Aumenta l'astensionismo.
Analisi del fenomeno in occasione delle elezioni regionali del 16 aprile 2000. REDS. Aprile 2000.


Le elezioni regionali del 16 aprile (vedi l'analisi dei risultati elettorali pubblicata su REDS), oltre alla chiara affermazione del Polo e della Lega hanno segnato un altra chiara avanzata del partito del non voto, confermando le paure dei partiti di sinistra (di Rifondazione in primis) e gli allarmi lanciati dai media nei giorni precedenti le elezioni.
La media nazionale dell'affluenza alle urne si attesta al 72,6%, contro l'81,3% delle regionali del '95: i non votanti passano così dal 18,7% al 27,4%. Il dato è ancor più preoccupante poiché si attesta sui valori delle europee, elezioni sentite "lontane" e quindi meno coinvolgenti (affluenza alle europee: 74,8% nel '94; 70,8% nel '99).

Osservando l'andamento della percentuale dei votanti alle elezioni politiche e amministrative dell'ultimo decennio si assiste ad un calo netto e costante: si passa cioè dall'87% del '90 allo scarno 72,6% di domenica scorsa. L'aumento dei non votanti non è di poco conto: corrisponde a 8,7 punti mentre nelle regionali del '95 era stato di 5,8 punti rispetto alle precedenti del '90. In cifra assoluta si passa da 7,6 milioni di non votanti nel '95 a 11,3 milioni circa in queste elezioni, senza contare i voti non validi, che nel '95 furono quasi 3 milioni, cifra che se confermata porterebbe l'astensionismo intorno ai 14 milioni, quasi un terzo degli elettori.

A differenza del passato l'astensionismo, pur restando in termini assoluti prevalente nel Meridione (32,2% nel Sud, il 26,7% nel Centro e il 24,8% nel Nord), si allarga sempre più nel Centro e al Nord, le regioni cioè in cui i partiti di sinistra hanno sempre ottenuto i maggiori consensi: i votanti sono diminuiti del 10% nell'Italia centrale, del 9,3% nell'Italia settentrionale e del 6,3% nell'Italia meridionale.

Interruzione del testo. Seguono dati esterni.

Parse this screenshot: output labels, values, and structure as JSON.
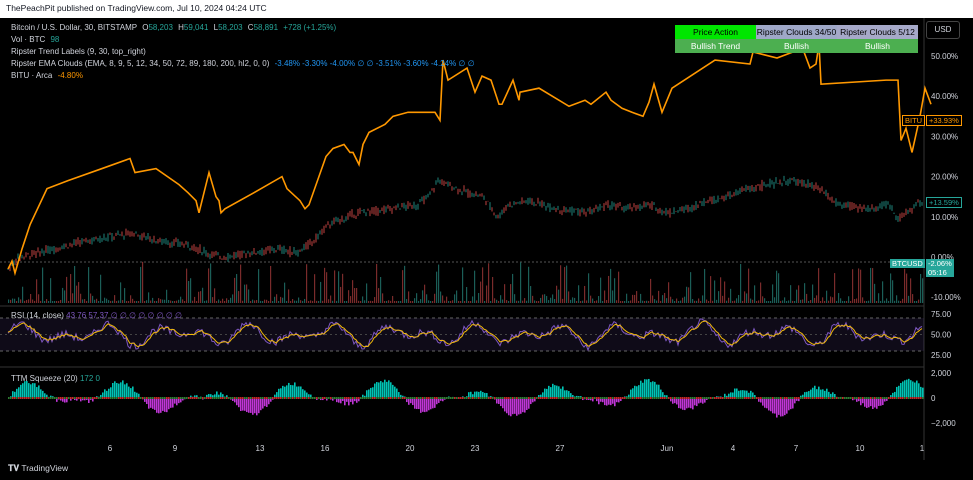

Gli analisti concordano nel ritenere il fenomeno un "comportamento di voto", che riguarda soprattutto alcune categorie, quali i giovani, gli anziani e soprattutto le donne. I sondaggi effettuati nel periodo pre elettorale indicavano, stando alle risposte di chi dichiarava la sua intenzione di non votare, non tanto il disinteresse o la disaffezione alla politica, quanto la protesta e il disprezzo per le scelte politiche operate dalle forze politiche di riferimento. Si spiega anche così il grande successo della lista Bonino alle europee scorse, non confermato dalle recenti regionali.

La crescita dell'astensionismo nel centro e al nord, il non voto di giovani, anziani e donne denunciano chiaramente che il problema dell'astensionismo oggi riguarda la sinistra, tutta la sinistra, Rifondazione compresa. Una sinistra che non ha saputo uscire dalla propria crisi di identità ormai decennale e dare risposte politiche alternative alle trasformazioni in atto nella società italiana soprattutto settentrionale, apparendo anzi appiattita se non addirittura principale sostenitrice dell'ordine sociale esistente (è il caso dei DS) o paralizzata nella sua iniziativa politica (è il caso di Rifondazione). Chi ha fatto le spese delle politiche di risanamento, delle ristrutturazioni, degli attacchi al lavoro, ai diritti, allo stato sociale di tutti questi ultimi anni sono proprio i settori sociali più deboli, le classi popolari, i pensionati, i giovani, le donne. Quei settori cioè che hanno risposto con il silenzio elettorale ai torti subiti anzitutto dalle forze politiche che avrebbero dovuto difenderne gli interessi. L'augurio è quindi che la sinistra abbia capito la lezione e che riorienti l'asse della sua iniziativa politica nella direzione di quei settori che ha abbandonato e che l'hanno abbandonata.